Ao chegarmos no meio do caminho, Anderson ligou para o meu celular, e pedi que Elidio atendesse.
[Narração Elidio]
- Alô? Grandão? O que pega? - perguntei angustiado.
- Elidio, você e o Daniel são burros, por acaso? - Anderson dizia nervoso. - Vocês postam foto juntos, e nem lembram de tirar a aliança! - ele continuava. - Está todo mundo comentando porque a aliança de vocês é igual e desconfiados!
- Desculpa, Anderson! Não lembramos, e eu estava me sentindo mal. - eu me justificava. - Deixe as pessoas pensarem o que quiserem. Não é tão grave assim.
- Tomem mais cuidado! Já está tendo até montagem de vocês juntos. - Anderson continuava agoniado.
- Andy, acalme-se. Ninguém tem certeza de nada! - eu relutava. - Andy, terei que desligar. Acalme-se e depois nos falamos! - finalizei chegando.
Expliquei á Daniel o motivo da então, repentina, ligação de Anderson e Danei mostrou-se receoso também.
- Esqueça isso, meu amor. Vamos aproveitar a noite. - falei mansinho ao pé do ouvido de Daniel, e beijei sua nuca, enquanto minhas mãos massageavam seus ombros.
Dani então pegou em minha mão e entramos no bar que estava, até vazio. Sentamos em nossa mesa e pedimos o prato do dia.
- Essa carne está deliciosa, Dani. Olhe. - peguei um pedaço da mesma, e coloquei na boca de Dani.
Daniel mastigou, e ao engolir disse: - está mesmo. Mas ainda prefiro você! - ele então riu.

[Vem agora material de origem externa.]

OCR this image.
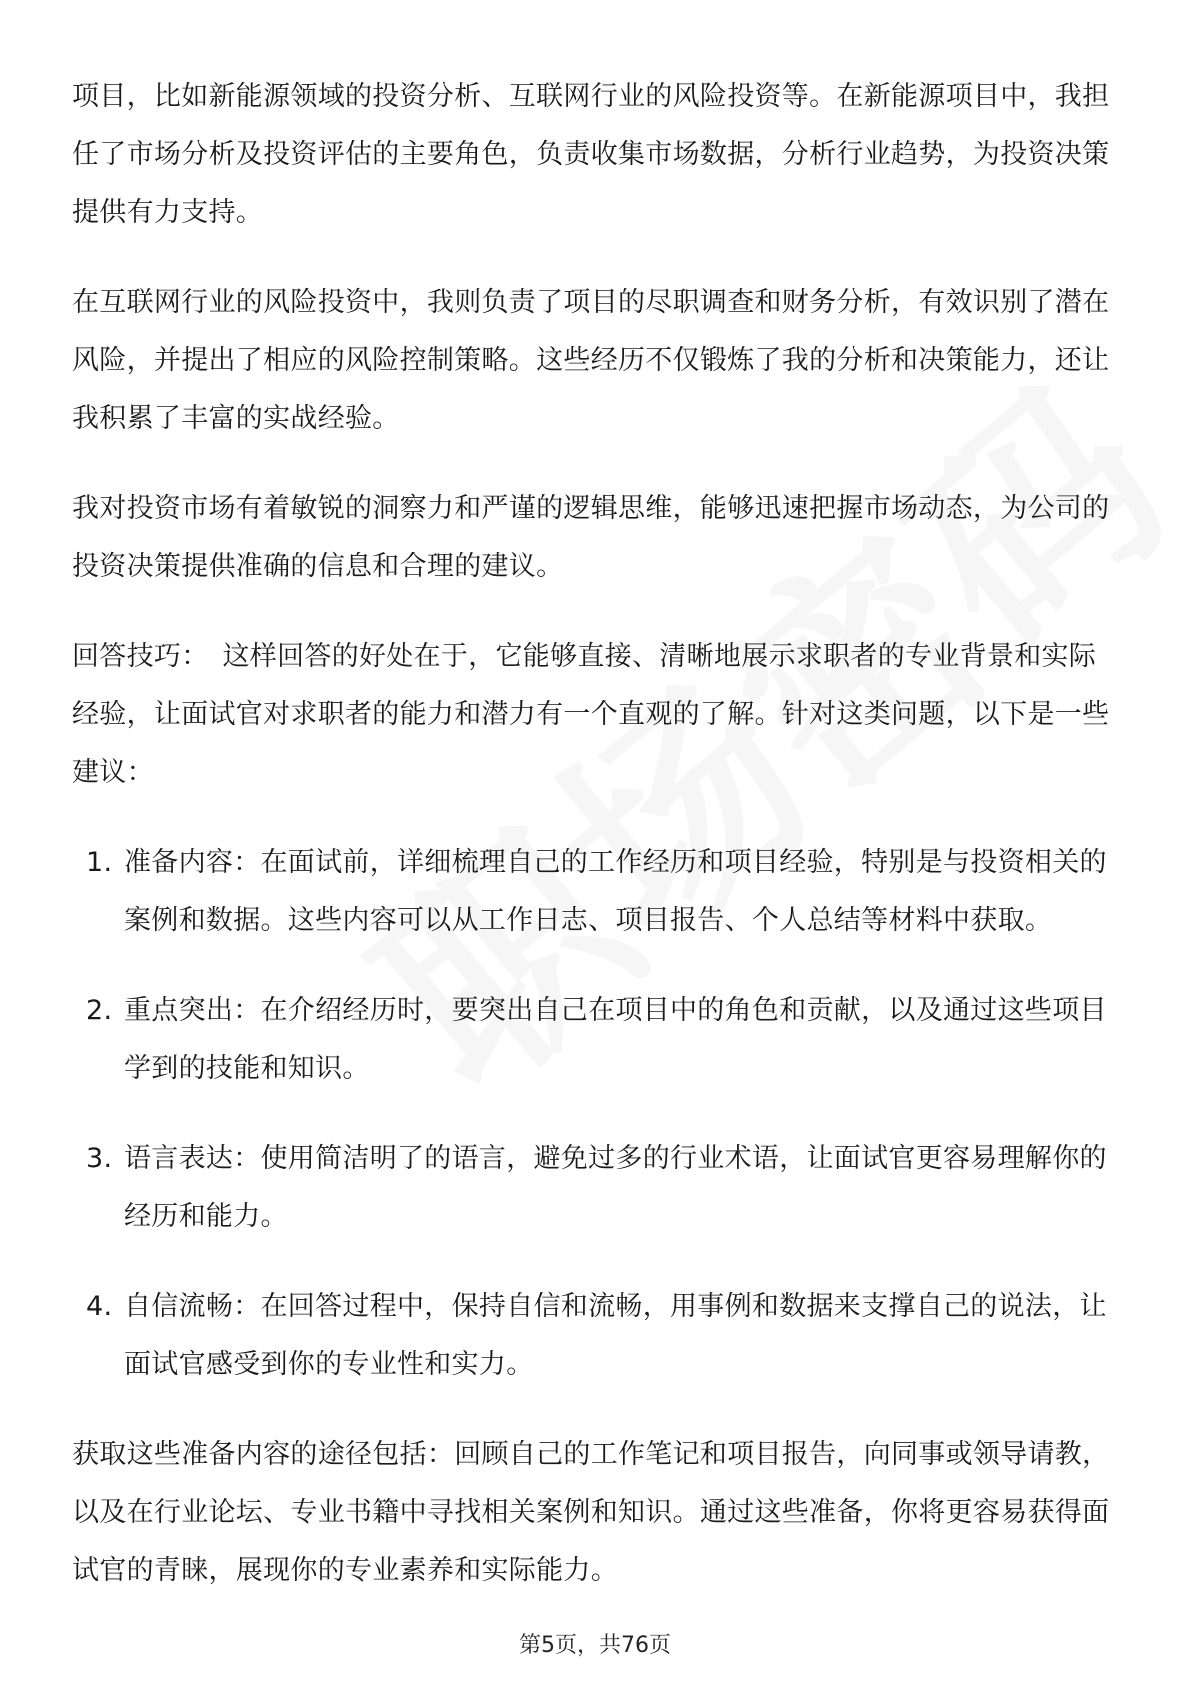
项目，比如新能源领域的投资分析、互联网行业的风险投资等。在新能源项目中，我担任了市场分析及投资评估的主要角色，负责收集市场数据，分析行业趋势，为投资决策提供有力支持。

在互联网行业的风险投资中，我则负责了项目的尽职调查和财务分析，有效识别了潜在风险，并提出了相应的风险控制策略。这些经历不仅锻炼了我的分析和决策能力，还让我积累了丰富的实战经验。

我对投资市场有着敏锐的洞察力和严谨的逻辑思维，能够迅速把握市场动态，为公司的投资决策提供准确的信息和合理的建议。

回答技巧： 这样回答的好处在于，它能够直接、清晰地展示求职者的专业背景和实际经验，让面试官对求职者的能力和潜力有一个直观的了解。针对这类问题，以下是一些建议：

1. 准备内容：在面试前，详细梳理自己的工作经历和项目经验，特别是与投资相关的案例和数据。这些内容可以从工作日志、项目报告、个人总结等材料中获取。
2. 重点突出：在介绍经历时，要突出自己在项目中的角色和贡献，以及通过这些项目学到的技能和知识。
3. 语言表达：使用简洁明了的语言，避免过多的行业术语，让面试官更容易理解你的经历和能力。
4. 自信流畅：在回答过程中，保持自信和流畅，用事例和数据来支撑自己的说法，让面试官感受到你的专业性和实力。

获取这些准备内容的途径包括：回顾自己的工作笔记和项目报告，向同事或领导请教，以及在行业论坛、专业书籍中寻找相关案例和知识。通过这些准备，你将更容易获得面试官的青睐，展现你的专业素养和实际能力。

第5页，共76页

"Eu não acredito! Elidio, Daniel! Eu amo vocês!!!" uma voz histérica vinha em nossa direção. "Lico, você está bem!" uma garota dizia ao vir em nossa direção.

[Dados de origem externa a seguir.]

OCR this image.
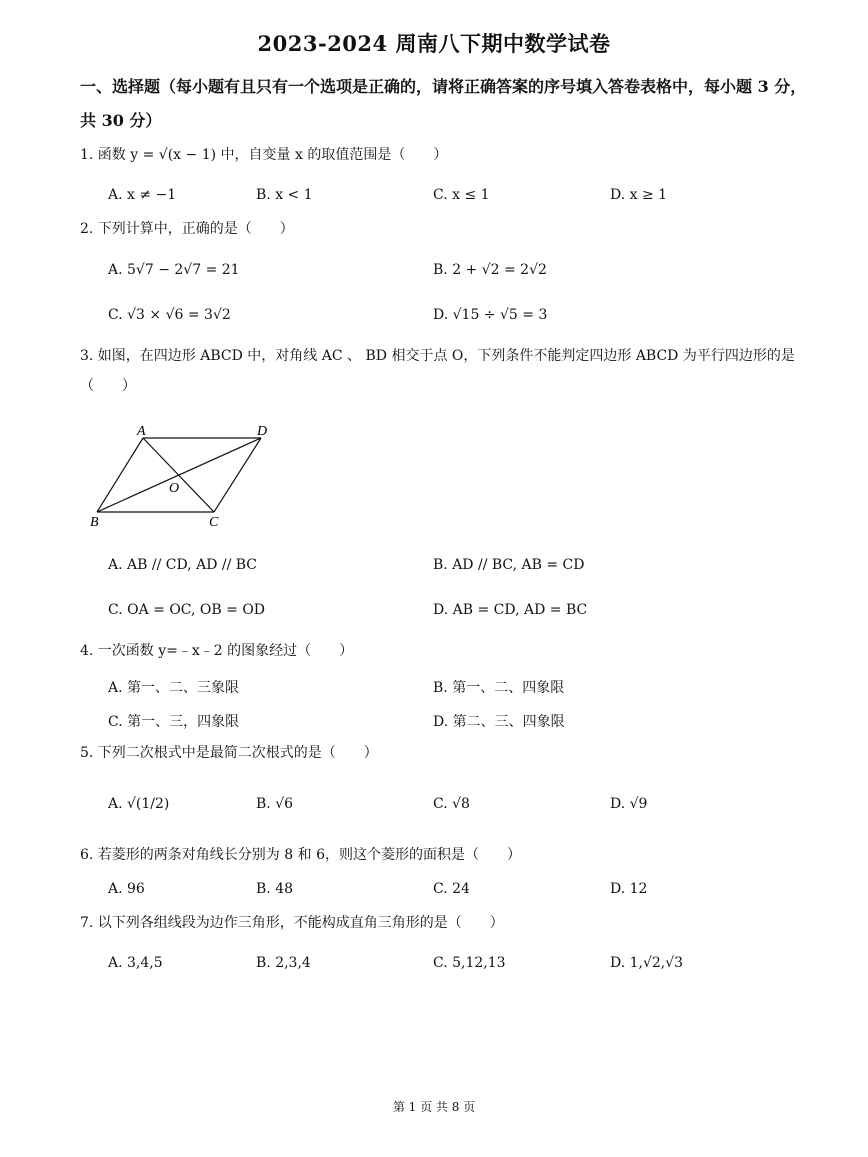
2023-2024 周南八下期中数学试卷
一、选择题（每小题有且只有一个选项是正确的，请将正确答案的序号填入答卷表格中，每小题 3 分，共 30 分）
1. 函数 y = √(x − 1) 中，自变量 x 的取值范围是（　　）
A. x ≠ −1	B. x < 1	C. x ≤ 1	D. x ≥ 1
2. 下列计算中，正确的是（　　）
A. 5√7 − 2√7 = 21	B. 2 + √2 = 2√2
C. √3 × √6 = 3√2	D. √15 ÷ √5 = 3
3. 如图，在四边形 ABCD 中，对角线 AC 、 BD 相交于点 O，下列条件不能判定四边形 ABCD 为平行四边形的是（　　）
A	D
O
B	C
A. AB // CD, AD // BC	B. AD // BC, AB = CD
C. OA = OC, OB = OD	D. AB = CD, AD = BC
4. 一次函数 y=﹣x﹣2 的图象经过（　　）
A. 第一、二、三象限	B. 第一、二、四象限
C. 第一、三，四象限	D. 第二、三、四象限
5. 下列二次根式中是最简二次根式的是（　　）
A. √(1/2)	B. √6	C. √8	D. √9
6. 若菱形的两条对角线长分别为 8 和 6，则这个菱形的面积是（　　）
A. 96	B. 48	C. 24	D. 12
7. 以下列各组线段为边作三角形，不能构成直角三角形的是（　　）
A. 3,4,5	B. 2,3,4	C. 5,12,13	D. 1,√2,√3
第 1 页 共 8 页
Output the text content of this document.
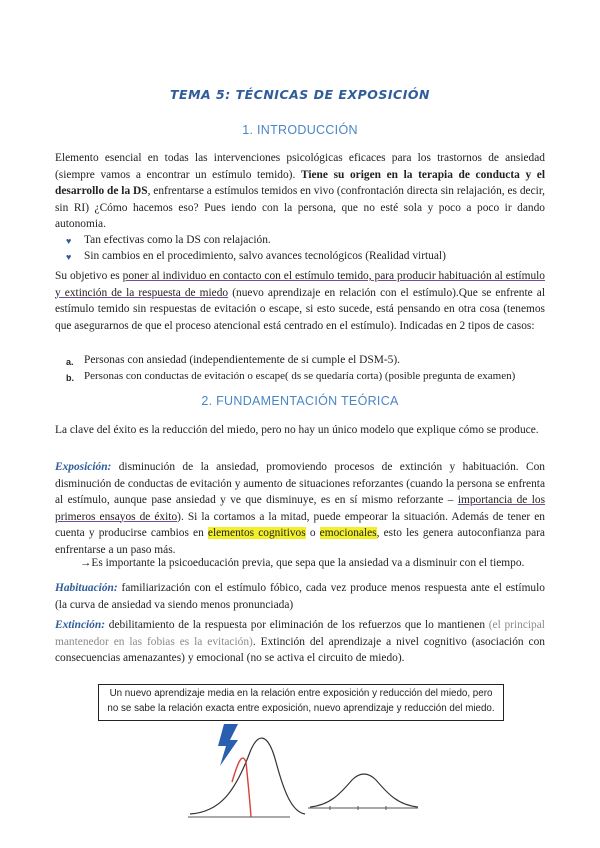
TEMA 5: TÉCNICAS DE EXPOSICIÓN
1. INTRODUCCIÓN
Elemento esencial en todas las intervenciones psicológicas eficaces para los trastornos de ansiedad (siempre vamos a encontrar un estímulo temido). Tiene su origen en la terapia de conducta y el desarrollo de la DS, enfrentarse a estímulos temidos en vivo (confrontación directa sin relajación, es decir, sin RI) ¿Cómo hacemos eso? Pues iendo con la persona, que no esté sola y poco a poco ir dando autonomia.
♥ Tan efectivas como la DS con relajación.
♥ Sin cambios en el procedimiento, salvo avances tecnológicos (Realidad virtual)
Su objetivo es poner al individuo en contacto con el estímulo temido, para producir habituación al estímulo y extinción de la respuesta de miedo (nuevo aprendizaje en relación con el estímulo).Que se enfrente al estímulo temido sin respuestas de evitación o escape, si esto sucede, está pensando en otra cosa (tenemos que asegurarnos de que el proceso atencional está centrado en el estímulo). Indicadas en 2 tipos de casos:
a. Personas con ansiedad (independientemente de si cumple el DSM-5).
b. Personas con conductas de evitación o escape( ds se quedaría corta) (posible pregunta de examen)
2. FUNDAMENTACIÓN TEÓRICA
La clave del éxito es la reducción del miedo, pero no hay un único modelo que explique cómo se produce.
Exposición: disminución de la ansiedad, promoviendo procesos de extinción y habituación. Con disminución de conductas de evitación y aumento de situaciones reforzantes (cuando la persona se enfrenta al estímulo, aunque pase ansiedad y ve que disminuye, es en sí mismo reforzante – importancia de los primeros ensayos de éxito). Si la cortamos a la mitad, puede empeorar la situación. Además de tener en cuenta y producirse cambios en elementos cognitivos o emocionales, esto les genera autoconfianza para enfrentarse a un paso más.
→Es importante la psicoeducación previa, que sepa que la ansiedad va a disminuir con el tiempo.
Habituación: familiarización con el estímulo fóbico, cada vez produce menos respuesta ante el estímulo (la curva de ansiedad va siendo menos pronunciada)
Extinción: debilitamiento de la respuesta por eliminación de los refuerzos que lo mantienen (el principal mantenedor en las fobias es la evitación). Extinción del aprendizaje a nivel cognitivo (asociación con consecuencias amenazantes) y emocional (no se activa el circuito de miedo).
Un nuevo aprendizaje media en la relación entre exposición y reducción del miedo, pero
no se sabe la relación exacta entre exposición, nuevo aprendizaje y reducción del miedo.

- Sim, aparentemente, sim. - respondi sem saber o que dizer. Essa garota então chamou suas amigas (5), e atraiu a atenção para mais algumas pessoas que não haviam visto a gente lá. Tiramos foto e atendemos todas, e então voltamos á comer.
- Aquela garota de preto pegou em sua bunda. - Daniel dizia revoltado.

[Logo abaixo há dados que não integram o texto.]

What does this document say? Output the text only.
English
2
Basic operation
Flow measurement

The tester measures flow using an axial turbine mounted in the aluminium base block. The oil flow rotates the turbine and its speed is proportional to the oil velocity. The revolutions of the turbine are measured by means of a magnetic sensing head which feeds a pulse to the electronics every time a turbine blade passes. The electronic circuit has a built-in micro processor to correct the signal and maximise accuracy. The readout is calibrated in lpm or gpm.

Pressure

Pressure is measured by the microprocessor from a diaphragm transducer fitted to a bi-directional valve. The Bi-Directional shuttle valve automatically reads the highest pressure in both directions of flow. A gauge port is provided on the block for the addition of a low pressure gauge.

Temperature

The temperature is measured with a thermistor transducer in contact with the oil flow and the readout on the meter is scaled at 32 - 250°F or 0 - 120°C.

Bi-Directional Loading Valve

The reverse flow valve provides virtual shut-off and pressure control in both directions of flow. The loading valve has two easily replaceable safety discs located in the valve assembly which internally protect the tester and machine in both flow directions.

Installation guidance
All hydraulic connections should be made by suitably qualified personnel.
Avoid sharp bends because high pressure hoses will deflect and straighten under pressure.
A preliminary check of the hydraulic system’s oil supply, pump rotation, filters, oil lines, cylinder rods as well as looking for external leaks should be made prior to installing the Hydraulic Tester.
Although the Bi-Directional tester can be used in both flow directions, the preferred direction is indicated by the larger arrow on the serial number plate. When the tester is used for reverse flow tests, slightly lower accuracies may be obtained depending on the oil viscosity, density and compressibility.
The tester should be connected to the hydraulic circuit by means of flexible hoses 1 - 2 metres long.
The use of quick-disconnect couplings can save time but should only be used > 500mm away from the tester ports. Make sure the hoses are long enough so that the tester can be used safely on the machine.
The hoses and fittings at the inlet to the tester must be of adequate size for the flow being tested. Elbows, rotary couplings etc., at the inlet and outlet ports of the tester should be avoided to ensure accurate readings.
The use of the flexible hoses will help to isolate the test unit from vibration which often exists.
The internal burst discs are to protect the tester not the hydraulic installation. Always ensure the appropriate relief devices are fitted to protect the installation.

- Não pegou. Pare de fantasiar! - rebati.
Comemos um pouco mais, até que nossos celulares começaram á apitar com notificações.
- Ei, Elidio... Olhe. - Daniel mostrara os comentários. - "Elidio e Dani juntos num bar e de aliança? Eles estão namorando", "Daniel não estava com Camila? E essa aliança idêntica á de Elidio? Tem coisa ai!", Daniel lia os comentários em voz alta para mim, nas fotos que tiramos com as garotas e fomos marcados.
- Dani, curta as fotos, e só. Vamos ignorar os comentários. - eu tentava me manter calmo.
- Posso me acalmar. Mas quem será dificil de ficar assim será Anderson. - Daniel mostrava preocupação.
Convenci Daniel á guardarmos nossos celulares, e aproveitar o resto da noite, até então irmos embora á 00:00.